While acknowledging the applicant's frustration, particularly in light of the part this Office's delays have played in this turn of events, his suggested approach would defeat the purpose of section 10(1)(c). I do not consider it appropriate to impose an administrative burden on the Department that might be otherwise be avoided by the application of that provision of the FOI Act.
Under such circumstances, I consider it appropriate to annul the Department's effective refusal of access to the electronic records of relevance to these aspects of the request. The Department is required to consider these particular aspects of the applicant's request afresh, in accordance with section 8 of the FOI Act. I find accordingly.
The Department refused this aspect of the request on the basis that, having conducted electronic searches, no relevant records were found. Essentially, this is a claim that section 10(1)(a) applies.
Ms Lyons' letter of 15 September 2014 told the applicant that, further to internet searches, she was aware that Dun Laoghaire Rathdown County Council (the Council) had been reported as proposing a rapid transit bus service (i.e. the Blueline) in October 2010. I would observe that I would expect relatively few records to have been created in the intervening time between then and 12 November 2010. In any event, the Department said that the NTA had been responsible for the implementation and development of infrastructure projects, like the Blueline proposal, since it was established in 2009. It is the Department's position that it holds no relevant records because the Council would have been expected, in October 2010, to submit any proposals to the NTA, rather than the Department.
This is a reasonable basis for me to accept that the requested records are not held by the Department and thus do not exist within the Department. The applicant has not provided me with any details that suggest I should pursue the matter further. I am satisfied that section 10(1)(a) applies to this element of the request and I find accordingly.
As noted earlier, the Department's decision of 20 January 2011 largely pertained to records that were at that stage held and controlled by the NTA. However, this element of the request turns on a factual matter, on which the transfer of the Department's former Bus Licensing functions and records to the NTA in 2010 has no bearing.
The decision stated that the Department had not created any manuals since 2007, and that a copy of the 2007 manual had already been released to the applicant further to his earlier FOI request. I have no reason to dispute such a clear statement of fact, and the applicant has not provided me with any details that might lead me to do so. I am satisfied, and find, that the requested records do not exist and that section 10(1)(a) applies.

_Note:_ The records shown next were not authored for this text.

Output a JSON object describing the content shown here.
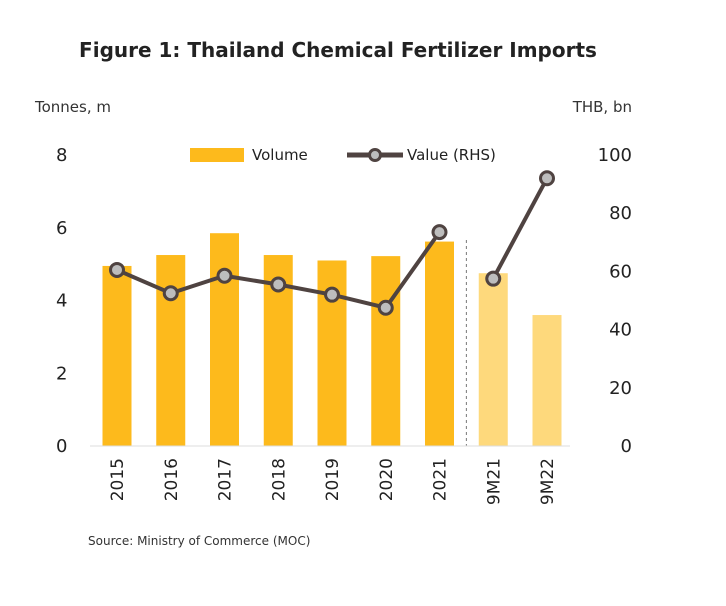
{
  "chart_data": {
    "type": "bar",
    "title": "Figure 1: Thailand Chemical Fertilizer Imports",
    "ylabel_left": "Tonnes, m",
    "ylabel_right": "THB, bn",
    "categories": [
      "2015",
      "2016",
      "2017",
      "2018",
      "2019",
      "2020",
      "2021",
      "9M21",
      "9M22"
    ],
    "ylim_left": [
      0,
      8
    ],
    "ylim_right": [
      0,
      100
    ],
    "yticks_left": [
      "0",
      "2",
      "4",
      "6",
      "8"
    ],
    "yticks_right": [
      "0",
      "20",
      "40",
      "60",
      "80",
      "100"
    ],
    "series": [
      {
        "name": "Volume",
        "type": "bar",
        "axis": "left",
        "values": [
          4.95,
          5.25,
          5.85,
          5.25,
          5.1,
          5.22,
          5.62,
          4.75,
          3.6
        ],
        "colors": [
          "#FDBA1C",
          "#FDBA1C",
          "#FDBA1C",
          "#FDBA1C",
          "#FDBA1C",
          "#FDBA1C",
          "#FDBA1C",
          "#FED97C",
          "#FED97C"
        ]
      },
      {
        "name": "Value (RHS)",
        "type": "line",
        "axis": "right",
        "color": "#4F4341",
        "segments": [
          {
            "indices": [
              0,
              1,
              2,
              3,
              4,
              5,
              6
            ],
            "values": [
              60.5,
              52.5,
              58.5,
              55.5,
              52,
              47.5,
              73.5
            ]
          },
          {
            "indices": [
              7,
              8
            ],
            "values": [
              57.5,
              92
            ]
          }
        ]
      }
    ],
    "divider_after_category": "2021",
    "legend_placement": "top-center",
    "grid": false
  },
  "source": "Source: Ministry of Commerce (MOC)"
}
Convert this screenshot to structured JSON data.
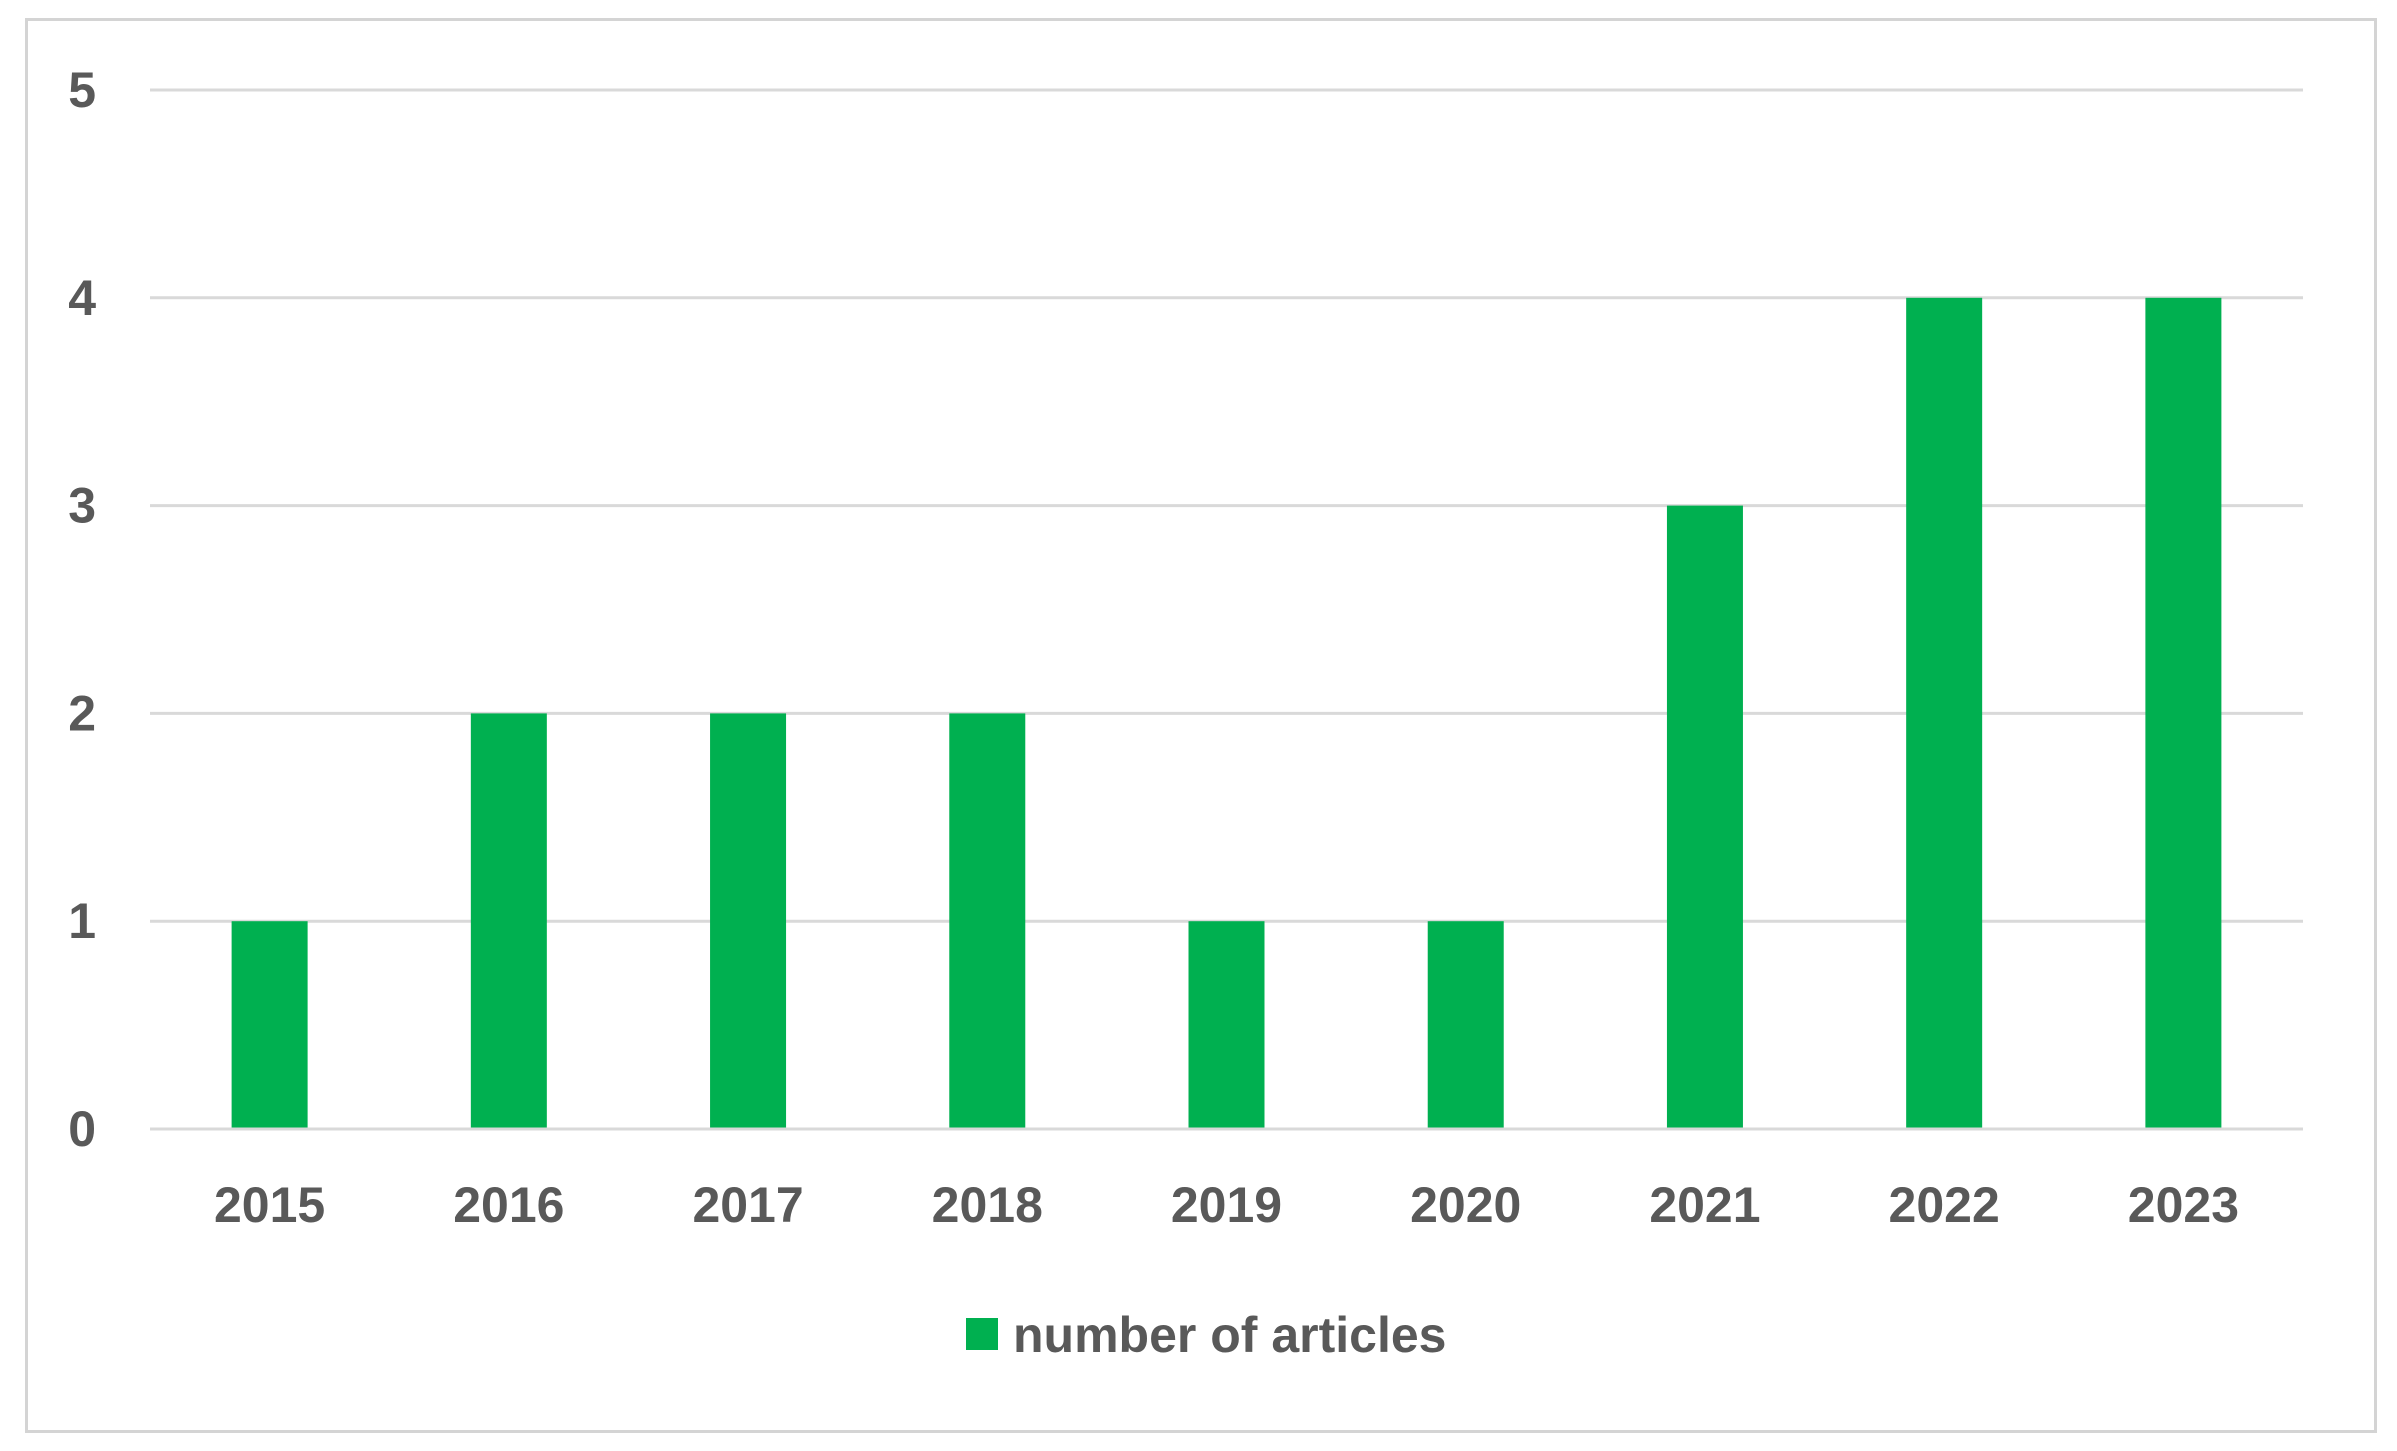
{
  "chart_data": {
    "type": "bar",
    "categories": [
      "2015",
      "2016",
      "2017",
      "2018",
      "2019",
      "2020",
      "2021",
      "2022",
      "2023"
    ],
    "series": [
      {
        "name": "number of articles",
        "values": [
          1,
          2,
          2,
          2,
          1,
          1,
          3,
          4,
          4
        ],
        "color": "#00b050"
      }
    ],
    "title": "",
    "xlabel": "",
    "ylabel": "",
    "ylim": [
      0,
      5
    ],
    "yticks": [
      "0",
      "1",
      "2",
      "3",
      "4",
      "5"
    ],
    "grid": true,
    "legend_position": "bottom",
    "colors": {
      "gridline": "#d9d9d9",
      "text": "#595959",
      "frame": "#d4d4d4"
    }
  }
}
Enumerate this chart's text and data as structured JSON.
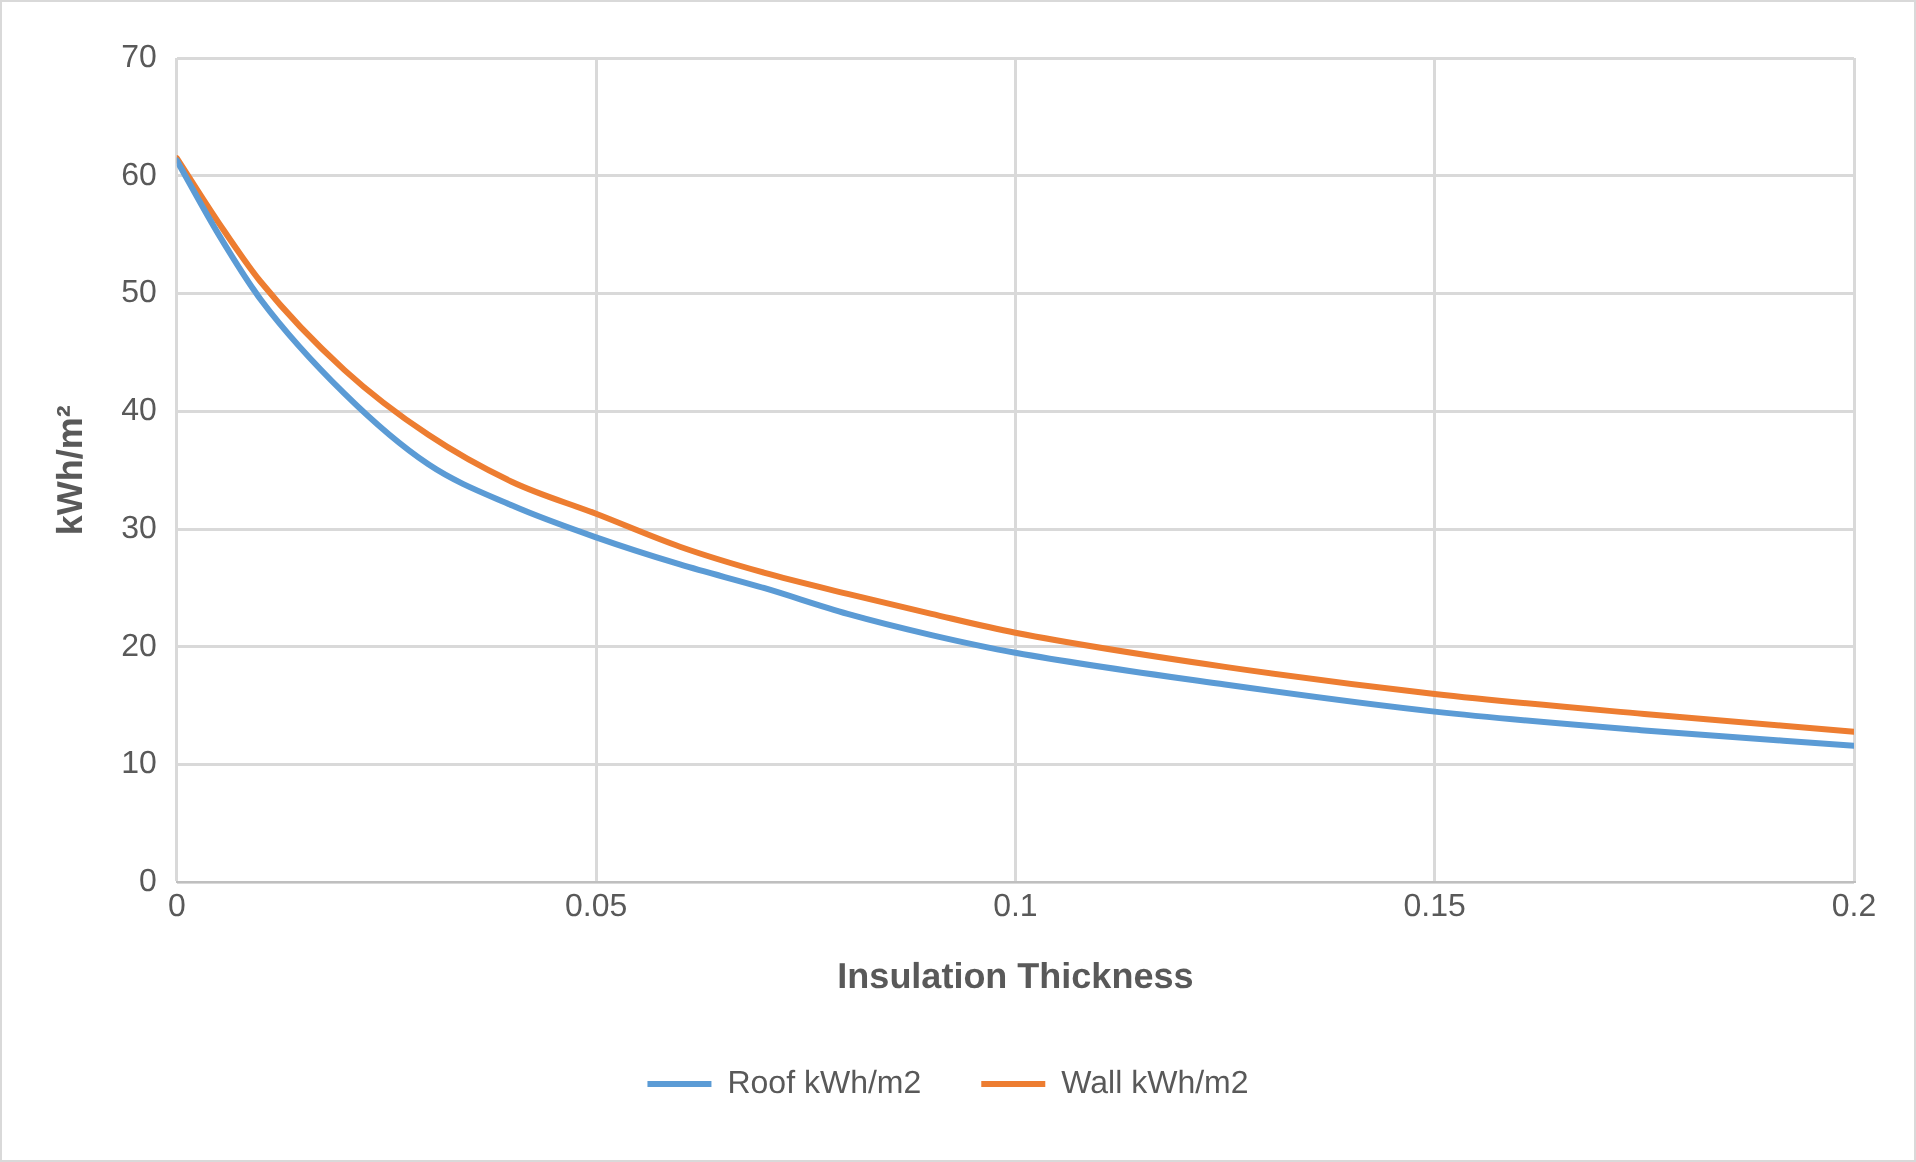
{
  "chart_data": {
    "type": "line",
    "xlabel": "Insulation Thickness",
    "ylabel": "kWh/m²",
    "x": [
      0,
      0.005,
      0.01,
      0.02,
      0.03,
      0.04,
      0.05,
      0.06,
      0.07,
      0.08,
      0.09,
      0.1,
      0.125,
      0.15,
      0.175,
      0.2
    ],
    "series": [
      {
        "name": "Roof kWh/m2",
        "color": "#5b9bd5",
        "values": [
          61.3,
          55,
          49.5,
          41.5,
          35.5,
          32,
          29.3,
          27,
          25,
          22.8,
          21,
          19.5,
          16.8,
          14.5,
          12.9,
          11.6
        ]
      },
      {
        "name": "Wall kWh/m2",
        "color": "#ed7d31",
        "values": [
          61.5,
          56,
          51,
          43.5,
          38,
          34,
          31.3,
          28.5,
          26.3,
          24.5,
          22.8,
          21.2,
          18.3,
          16,
          14.3,
          12.8
        ]
      }
    ],
    "xlim": [
      0,
      0.2
    ],
    "xticks": [
      0,
      0.05,
      0.1,
      0.15,
      0.2
    ],
    "ylim": [
      0,
      70
    ],
    "yticks": [
      0,
      10,
      20,
      30,
      40,
      50,
      60,
      70
    ],
    "grid": true,
    "legend": "bottom",
    "marker": "none",
    "line_style": "solid"
  }
}
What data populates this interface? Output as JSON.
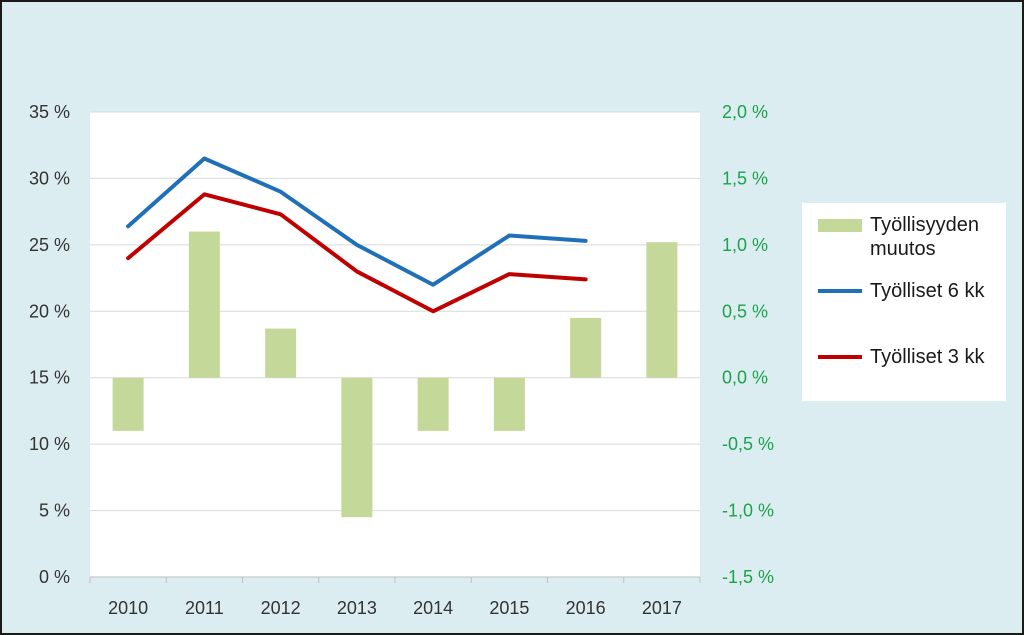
{
  "chart_data": {
    "type": "bar+line",
    "categories": [
      "2010",
      "2011",
      "2012",
      "2013",
      "2014",
      "2015",
      "2016",
      "2017"
    ],
    "bar_series": {
      "name": "Työllisyyden muutos",
      "axis": "right",
      "values": [
        -0.4,
        1.1,
        0.37,
        -1.05,
        -0.4,
        -0.4,
        0.45,
        1.02
      ],
      "color": "#c4d89a"
    },
    "line_series": [
      {
        "name": "Työlliset 6 kk",
        "axis": "left",
        "values": [
          26.4,
          31.5,
          29.0,
          25.0,
          22.0,
          25.7,
          25.3,
          null
        ],
        "color": "#1f70b8"
      },
      {
        "name": "Työlliset 3 kk",
        "axis": "left",
        "values": [
          24.0,
          28.8,
          27.3,
          23.0,
          20.0,
          22.8,
          22.4,
          null
        ],
        "color": "#c00000"
      }
    ],
    "y_left": {
      "min": 0,
      "max": 35,
      "step": 5,
      "tick_labels": [
        "0 %",
        "5 %",
        "10 %",
        "15 %",
        "20 %",
        "25 %",
        "30 %",
        "35 %"
      ]
    },
    "y_right": {
      "min": -1.5,
      "max": 2.0,
      "step": 0.5,
      "tick_labels": [
        "-1,5 %",
        "-1,0 %",
        "-0,5 %",
        "0,0 %",
        "0,5 %",
        "1,0 %",
        "1,5 %",
        "2,0 %"
      ],
      "color": "#1aa34a"
    },
    "grid": true,
    "legend_position": "right",
    "colors": {
      "background": "#dcedf2",
      "plot_background": "#ffffff",
      "grid": "#d9d9d9"
    }
  },
  "legend": {
    "items": [
      {
        "label": "Työllisyyden muutos",
        "kind": "bar",
        "color": "#c4d89a"
      },
      {
        "label": "Työlliset 6 kk",
        "kind": "line",
        "color": "#1f70b8"
      },
      {
        "label": "Työlliset 3 kk",
        "kind": "line",
        "color": "#c00000"
      }
    ]
  }
}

Having carried out a review under section 34(2) of the FOI Act, I hereby vary the Department's decision in respect of those aspects of the applicant's request that are under the scope of my review. I find that the hard copy (paper) records of relevance to parts 2, 5, 6, 7, and 8 of the request are no longer held by the Department and I am unable to consider such records or otherwise direct their release. However, I annul the Department's effective refusal of electronic records of potential relevance to those elements of the request, and I direct the Department to consider such records afresh. I uphold the Department's refusal of the remaining records, or parts of records, as appropriate.
I would also ask the Department to provide to the applicant, without delay, any records that it agreed to release in the course of this review (whether in full or in part), if it has not done so already.
A party to a review, or any other person affected by a decision of the Information Commissioner following a review, may appeal to the High Court on a point of law arising from the decision. Such an appeal must be initiated not later than eight weeks from the date on which notice of the decision was given to the person bringing the appeal.